KokkosBatched::Copy

Defined in header: KokkosBatched_Copy_Decl.hpp

template <typename ArgTrans = Trans::NoTranspose>
struct SerialCopy {
  template <typename AViewType, typename BViewType>
  KOKKOS_INLINE_FUNCTION static invoke(const AViewType &A, const BViewType &B);
};

template <typename MemberType, typename ArgTrans = Trans::NoTranspose>
struct TeamCopy {
  template <typename AViewType, typename BViewType>
  KOKKOS_INLINE_FUNCTION static int invoke(const MemberType &member, const AViewType &A, const BViewType &B);
};

template <typename MemberType, typename ArgTrans = Trans::NoTranspose>
struct TeamVectorCopy {
  template <typename AViewType, typename BViewType>
  KOKKOS_INLINE_FUNCTION static int invoke(const MemberType &member, const AViewType &A, const BViewType &B);
};

Performs \(B = op(A)\) where \(op(A)\) is one of \(A\), \(A^T\), or \(A^H\).

  1. For real vectors \(A\) and \(B\), this operation is equivalent to the BLAS routine SCOPY or DCOPY for single or double precision.

  2. For complex vectors \(A\) and \(B\), this operation is equivalent to the BLAS routine CCOPY or ZCOPY for single or double precision.

Parameters

A:

On input, \(A\) is a length \(n\) vector or a \(m\) by \(n\) matrix.

B:

On input, \(B\) is a length \(n\) vector or a \(m\) by \(n\) matrix.

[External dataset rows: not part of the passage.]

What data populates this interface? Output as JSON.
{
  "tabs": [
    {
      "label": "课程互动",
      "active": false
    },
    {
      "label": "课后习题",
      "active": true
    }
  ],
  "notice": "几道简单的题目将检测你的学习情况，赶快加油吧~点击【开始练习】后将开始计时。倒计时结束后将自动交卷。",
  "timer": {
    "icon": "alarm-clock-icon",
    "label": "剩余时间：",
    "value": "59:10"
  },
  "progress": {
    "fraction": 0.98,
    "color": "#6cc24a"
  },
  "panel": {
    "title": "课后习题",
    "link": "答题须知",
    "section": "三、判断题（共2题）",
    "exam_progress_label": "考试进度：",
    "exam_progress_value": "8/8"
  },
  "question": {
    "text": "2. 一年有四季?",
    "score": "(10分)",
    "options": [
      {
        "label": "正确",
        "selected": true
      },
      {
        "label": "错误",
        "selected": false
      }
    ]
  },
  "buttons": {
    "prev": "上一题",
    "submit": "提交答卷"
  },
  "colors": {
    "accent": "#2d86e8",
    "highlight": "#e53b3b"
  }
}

On output, \(B\) is overwritten by the updated vector or matrix.

Type Requirements

  • MemberType must be a Kokkos team member handle (only for TeamCopy and TeamVectorCopy)

  • ArgTrans must be one of the following:
    • KokkosBatched::Trans::NoTranspose for \(op(A) = A\)

    • KokkosBatched::Trans::Transpose for \(op(A) = A^T\)

    • KokkosBatched::Trans::ConjTranspose for \(op(A) = A^H\)

  • AViewType must be a Kokkos View of rank 1 or 2 containing a vector \(A\)

  • BViewType must be a Kokkos View of rank 1 or 2 containing a vector \(B\) that satisfies std::is_same_v<typename BViewType::value_type, typename BViewType::non_const_value_type>

Note

This kernel supports both vector and matrix operations. When the input views \(A\) and \(B\) are of rank 1, the kernel performs a vector operation (BLAS copy). When the input views \(A\) and \(B\) are of rank 2, the kernel performs a matrix operation where the matrix \(A\) is copied to \(B\) with an optional transpose or conjugate transpose. The template argument to specify the rank of the input views is deprecated from 5.1.0.

Example

// SPDX-License-Identifier: Apache-2.0 WITH LLVM-exception
// SPDX-FileCopyrightText: Copyright Contributors to the Kokkos project

#include <Kokkos_Core.hpp>
#include <Kokkos_Random.hpp>
#include <KokkosBatched_Copy_Decl.hpp>

using ExecutionSpace = Kokkos::DefaultExecutionSpace;

/// \brief Example of batched copy
/// Performs B = Op(A) where Op is one of NoTranspose, Transpose, ConjTranspose
/// A and B are 1D or 2D views
///
/// Usage example: copy A to B
/// A: [1,2,3]
/// B: [1,2,3]
///
int main(int /*argc*/, char** /*argv*/) {
  Kokkos::initialize();
  {
    using View2DType = Kokkos::View<double**, ExecutionSpace>;
    const int Nb = 10, n = 3;

    // Vector A and B
    View2DType A("A", Nb, n), B("B", Nb, n);

    // Initialize A and B
    auto h_A = Kokkos::create_mirror_view(A);
    auto h_B = Kokkos::create_mirror_view(B);
    for (int ib = 0; ib < Nb; ib++) {
      // Fill vector A
      for (int i = 0; i < n; i++) {
        h_A(ib, i) = i + 1;
      }
    }
    Kokkos::deep_copy(A, h_A);

    // Compute B = A
    ExecutionSpace exec;
    using policy_type = Kokkos::RangePolicy<ExecutionSpace, Kokkos::IndexType<int>>;
    policy_type policy{exec, 0, Nb};
    Kokkos::parallel_for(
        "copy", policy, KOKKOS_LAMBDA(int ib) {
          // B = A
          auto sub_A = Kokkos::subview(A, ib, Kokkos::ALL());
          auto sub_B = Kokkos::subview(B, ib, Kokkos::ALL());
          KokkosBatched::SerialCopy<KokkosBatched::Trans::NoTranspose>::invoke(sub_A, sub_B);
        });

    // Confirm that the results are correct
    Kokkos::deep_copy(h_B, B);
    bool correct = true;
    double eps   = 1.0e-12;
    for (int ib = 0; ib < Nb; ib++) {
      if (Kokkos::abs(h_B(ib, 0) - 1) > eps) correct = false;
      if (Kokkos::abs(h_B(ib, 1) - 2) > eps) correct = false;
      if (Kokkos::abs(h_B(ib, 2) - 3) > eps) correct = false;
    }

    if (correct) {
      std::cout << "copy works correctly!" << std::endl;
    }
  }
  Kokkos::finalize();
}

output:

copy works correctly!